Jakarta (ANTARA News) - "Pengurus Besar Mathlaul Anwar (PBMA) periode 2015-2020 akan berusaha menjadikan Mathlaul Anwar sebagai Ormas Islam nomor tiga terbesar di Indonesia setelah Nahdhatul Ulama (NU) dan Muhammadiyah".
Demikian lebih kurang bunyi keputusan nomor satu rapat pleno PBMA di Masjid Istiqlal Jakarta pada 29 November 2015.
Sungguh satu tekad optimistis dan berani yang tentu akan segera ditindaklanjuti oleh seluruh pengurus ormas itu dengan langkah-langkah konkret.
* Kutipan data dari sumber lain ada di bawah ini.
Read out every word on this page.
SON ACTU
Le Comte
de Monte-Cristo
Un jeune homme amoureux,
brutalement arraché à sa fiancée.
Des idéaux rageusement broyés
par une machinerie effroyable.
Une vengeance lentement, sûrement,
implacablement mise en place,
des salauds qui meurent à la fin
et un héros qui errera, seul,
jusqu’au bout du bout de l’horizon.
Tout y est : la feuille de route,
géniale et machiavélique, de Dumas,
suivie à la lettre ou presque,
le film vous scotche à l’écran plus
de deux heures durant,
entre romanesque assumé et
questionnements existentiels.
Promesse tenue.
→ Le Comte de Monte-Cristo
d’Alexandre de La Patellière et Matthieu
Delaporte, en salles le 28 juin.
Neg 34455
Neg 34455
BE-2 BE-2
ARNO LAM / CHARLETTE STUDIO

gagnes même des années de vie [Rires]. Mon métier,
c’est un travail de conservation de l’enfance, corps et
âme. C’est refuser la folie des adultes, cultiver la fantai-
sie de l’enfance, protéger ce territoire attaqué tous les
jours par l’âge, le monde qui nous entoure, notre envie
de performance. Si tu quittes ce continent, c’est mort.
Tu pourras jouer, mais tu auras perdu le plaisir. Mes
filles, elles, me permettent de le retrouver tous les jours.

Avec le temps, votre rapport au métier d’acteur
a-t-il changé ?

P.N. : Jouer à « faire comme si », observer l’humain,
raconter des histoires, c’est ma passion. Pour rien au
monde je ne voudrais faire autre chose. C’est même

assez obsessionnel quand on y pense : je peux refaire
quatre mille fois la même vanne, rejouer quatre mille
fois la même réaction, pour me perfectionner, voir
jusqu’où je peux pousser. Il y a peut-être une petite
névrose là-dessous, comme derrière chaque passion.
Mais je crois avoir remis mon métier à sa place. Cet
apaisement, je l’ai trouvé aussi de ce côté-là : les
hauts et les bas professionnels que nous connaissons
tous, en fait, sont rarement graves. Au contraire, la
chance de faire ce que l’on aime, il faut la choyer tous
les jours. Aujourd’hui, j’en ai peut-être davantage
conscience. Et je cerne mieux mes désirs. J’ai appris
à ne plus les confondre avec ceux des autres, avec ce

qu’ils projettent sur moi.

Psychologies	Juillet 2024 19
PBMA tidak boleh membuang waktu, tetapi harus bekerja keras atas target-target program yang terinci dalam hal tujuan, waktu, tempat, pembiayaan, dan pola evaluasi. Pengurus dan anggota berdoa dan bermunajat kepada Allah SWT agar niat ini benar-benar dapat terwujud.
Kepengurusan Mathlaul Anwar periode 2015-2020 ini dinakhodai KH Sadeli Karim Lc (menjabat untuk periode kedua) dan diawaki banyak personel yang bergelar sarjana S1 dan S2, dan bahkan S3.
Ini bermakna bahwa pada 100 tahun kedua Mathlaul Anwar sekarang ini para sesepuh ormas itu, baik yang telah tiada maupun yang sudah senior akan terpuaskan dahaga prestasinya oleh anak-anak muda penerusnya di ormas tersebut.
Para senior tentu akan menunggu bahwa ini semua akan terwujud secara mengagumkan dalam beberapa waktu ke depan. Kerja sama luar negeri, khususnya dengan Singapura, Malaysia, dan Turki telah berkembang dalam lima tahun terkhir ini dan diharapkan dapat terus ditingkatkan.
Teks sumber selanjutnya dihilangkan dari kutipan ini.